Il Pd suona la carica, sfratto al Governo se votano più di 12 milioni di italiani

Ultime ore di campagna in vista dei referendum dell’8 e 9 giugno. Partiti e comitati promotori dei quesiti sono al rush finale. L’obiettivo è tenere alta l’attenzione sull’appuntamento e spingere sulla massima partecipazione. I leader moltiplicano gli appelli al voto. Elly Schlein si lancia all’attacco della presidente del Consiglio: “Giorgia Meloni abbia il coraggio di dire che è contraria ai referendum sul lavoro. L’ho sentita arrampicarsi sugli specchi, dire che sono tutte questioni di rese dei conti della sinistra. Niente di più falso. Se è così contraria perché non va a votare no? Perché vuole affossare questi referendum”. Quindi, la bordata: “È grave e vergognoso che Giorgia Meloni inviti all’astensione, vuol dire che ha paura del voto degli italiani”. Schlein assicura che siamo impegnati per raggiungere il quorum, che rende effettivo il risultato del referendum”, spiega la segretaria a chi chiede se una cifra di circa 12 milioni di votanti possa già considerarsi un risultato soddisfacente. Si ragiona su questo numero perché fu proprio quella la base di consenso che tre anni fa portò la leader di FdI a Palazzo Chigi. La leader dem continua a ripetere che l’obiettivo principe resta il quorum. Ma c’è chi, tra le fila delle opposizioni, usa questa asticella per alzare la tensione e mettere il fiato sul collo al Governo. 

Il capogruppo del Pd al Senato Francesco Boccia lo dice chiaramente: “Se andasse a votare tanta più gente di quella che ha sostenuto il centrodestra, saremmo di fronte a un avviso di sfratto per il Governo”: “Meloni ha preso alle elezioni 12 milioni e 300 mila voti, se al referendum andassero a votare 12 milioni e 400 persone significherebbe che un pezzo di Paese sul lavoro e sulla cittadinanza le sta dicendo non ci piace come stai governando e su questo hai il dovere di cambiare tutto”. Nessuno, per ora, evoca le dimissioni del Governo.
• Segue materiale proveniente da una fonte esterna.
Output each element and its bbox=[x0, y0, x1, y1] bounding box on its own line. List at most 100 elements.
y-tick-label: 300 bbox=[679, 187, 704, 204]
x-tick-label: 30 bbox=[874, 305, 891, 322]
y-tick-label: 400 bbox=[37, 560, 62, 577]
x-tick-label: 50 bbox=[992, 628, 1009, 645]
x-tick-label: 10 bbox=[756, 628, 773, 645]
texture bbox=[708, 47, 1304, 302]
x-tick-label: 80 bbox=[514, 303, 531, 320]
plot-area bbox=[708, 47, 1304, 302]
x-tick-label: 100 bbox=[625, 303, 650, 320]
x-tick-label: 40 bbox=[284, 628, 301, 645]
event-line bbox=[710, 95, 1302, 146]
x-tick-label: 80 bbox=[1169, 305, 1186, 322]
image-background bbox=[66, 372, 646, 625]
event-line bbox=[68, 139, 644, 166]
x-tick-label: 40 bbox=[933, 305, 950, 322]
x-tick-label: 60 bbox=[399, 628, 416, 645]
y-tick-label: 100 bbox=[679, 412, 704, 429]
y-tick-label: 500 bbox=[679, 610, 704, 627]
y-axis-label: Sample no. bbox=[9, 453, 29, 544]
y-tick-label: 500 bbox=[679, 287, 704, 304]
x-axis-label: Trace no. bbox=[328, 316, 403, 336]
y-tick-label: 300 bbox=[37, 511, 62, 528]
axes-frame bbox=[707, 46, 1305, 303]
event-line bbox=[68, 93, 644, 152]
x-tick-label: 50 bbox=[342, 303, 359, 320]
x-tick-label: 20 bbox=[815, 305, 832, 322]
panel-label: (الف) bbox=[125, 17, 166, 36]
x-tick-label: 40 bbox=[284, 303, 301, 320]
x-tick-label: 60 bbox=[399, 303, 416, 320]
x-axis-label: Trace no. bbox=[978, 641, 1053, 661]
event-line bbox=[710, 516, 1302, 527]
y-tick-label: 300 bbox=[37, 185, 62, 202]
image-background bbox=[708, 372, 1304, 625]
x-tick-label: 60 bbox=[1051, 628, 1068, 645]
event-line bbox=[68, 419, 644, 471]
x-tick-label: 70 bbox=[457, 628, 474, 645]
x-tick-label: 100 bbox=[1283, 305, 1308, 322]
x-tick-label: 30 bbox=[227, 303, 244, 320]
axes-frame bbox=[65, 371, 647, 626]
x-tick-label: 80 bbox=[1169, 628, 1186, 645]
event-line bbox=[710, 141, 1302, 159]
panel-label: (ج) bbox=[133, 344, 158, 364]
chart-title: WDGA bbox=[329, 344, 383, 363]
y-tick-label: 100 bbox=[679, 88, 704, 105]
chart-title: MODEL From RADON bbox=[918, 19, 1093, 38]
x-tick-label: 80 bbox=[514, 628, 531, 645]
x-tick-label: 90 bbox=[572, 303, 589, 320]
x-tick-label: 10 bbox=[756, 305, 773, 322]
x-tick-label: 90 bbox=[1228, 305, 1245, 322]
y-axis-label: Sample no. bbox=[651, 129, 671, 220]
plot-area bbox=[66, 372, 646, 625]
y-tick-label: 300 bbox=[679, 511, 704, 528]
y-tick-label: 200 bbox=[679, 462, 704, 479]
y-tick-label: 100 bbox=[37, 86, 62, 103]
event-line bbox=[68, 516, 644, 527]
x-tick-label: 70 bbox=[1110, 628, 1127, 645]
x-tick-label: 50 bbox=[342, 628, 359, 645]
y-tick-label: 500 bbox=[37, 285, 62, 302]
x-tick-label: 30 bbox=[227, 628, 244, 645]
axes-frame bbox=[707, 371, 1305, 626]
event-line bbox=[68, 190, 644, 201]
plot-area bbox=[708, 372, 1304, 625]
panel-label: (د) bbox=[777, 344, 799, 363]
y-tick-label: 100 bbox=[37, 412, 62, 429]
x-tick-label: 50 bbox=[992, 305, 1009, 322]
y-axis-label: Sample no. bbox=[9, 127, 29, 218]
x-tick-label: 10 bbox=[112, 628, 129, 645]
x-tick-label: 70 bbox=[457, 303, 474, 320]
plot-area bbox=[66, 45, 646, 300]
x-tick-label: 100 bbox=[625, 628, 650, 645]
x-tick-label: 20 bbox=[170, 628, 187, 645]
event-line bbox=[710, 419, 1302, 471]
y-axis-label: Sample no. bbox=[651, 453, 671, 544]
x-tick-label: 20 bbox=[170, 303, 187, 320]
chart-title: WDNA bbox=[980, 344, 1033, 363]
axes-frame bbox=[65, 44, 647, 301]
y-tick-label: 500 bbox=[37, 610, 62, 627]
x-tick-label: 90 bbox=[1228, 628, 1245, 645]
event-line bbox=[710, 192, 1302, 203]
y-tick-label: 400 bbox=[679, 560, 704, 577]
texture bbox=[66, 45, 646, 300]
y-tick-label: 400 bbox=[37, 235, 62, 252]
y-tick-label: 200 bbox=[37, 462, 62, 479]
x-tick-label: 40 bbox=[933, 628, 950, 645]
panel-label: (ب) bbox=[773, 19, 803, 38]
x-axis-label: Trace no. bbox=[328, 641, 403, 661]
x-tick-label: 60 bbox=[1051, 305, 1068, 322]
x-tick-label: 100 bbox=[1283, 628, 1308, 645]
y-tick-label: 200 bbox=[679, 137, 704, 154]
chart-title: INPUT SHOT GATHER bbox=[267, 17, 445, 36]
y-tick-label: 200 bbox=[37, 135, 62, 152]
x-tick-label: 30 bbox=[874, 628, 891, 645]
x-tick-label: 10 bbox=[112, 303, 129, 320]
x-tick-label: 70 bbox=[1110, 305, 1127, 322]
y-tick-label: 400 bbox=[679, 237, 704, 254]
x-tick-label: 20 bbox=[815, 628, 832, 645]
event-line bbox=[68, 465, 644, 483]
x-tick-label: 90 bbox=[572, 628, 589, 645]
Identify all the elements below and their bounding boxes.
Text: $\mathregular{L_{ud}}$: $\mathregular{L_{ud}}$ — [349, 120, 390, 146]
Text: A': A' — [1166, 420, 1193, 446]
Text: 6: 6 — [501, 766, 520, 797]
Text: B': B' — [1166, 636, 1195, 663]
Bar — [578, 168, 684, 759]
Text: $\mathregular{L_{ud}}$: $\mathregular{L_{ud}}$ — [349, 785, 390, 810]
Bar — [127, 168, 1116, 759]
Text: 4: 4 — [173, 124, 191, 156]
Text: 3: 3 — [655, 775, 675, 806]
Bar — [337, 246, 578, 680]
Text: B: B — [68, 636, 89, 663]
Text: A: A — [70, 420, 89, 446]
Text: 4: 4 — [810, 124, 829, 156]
Ma le opposizioni sperano che dalle urne arrivi comunque un segnale chiaro all’esecutivo. Il raggiungimento del quorum, con un’asticella fissata a 25,7 milioni di votanti, rimane comunque uno scoglio difficile da superare. Anche se da più parti si ripete il mantra: “Non è impossibile”. E il leader di Sinistra Italiana Nicola Fratoianni suona la carica: “Sono convinto che ci sarà una grande risposta di partecipazione anche perché si sente che è cambiato il clima. L’obiettivo del quorum è alla portata e bisogna fare di tutto per i cinque sì”.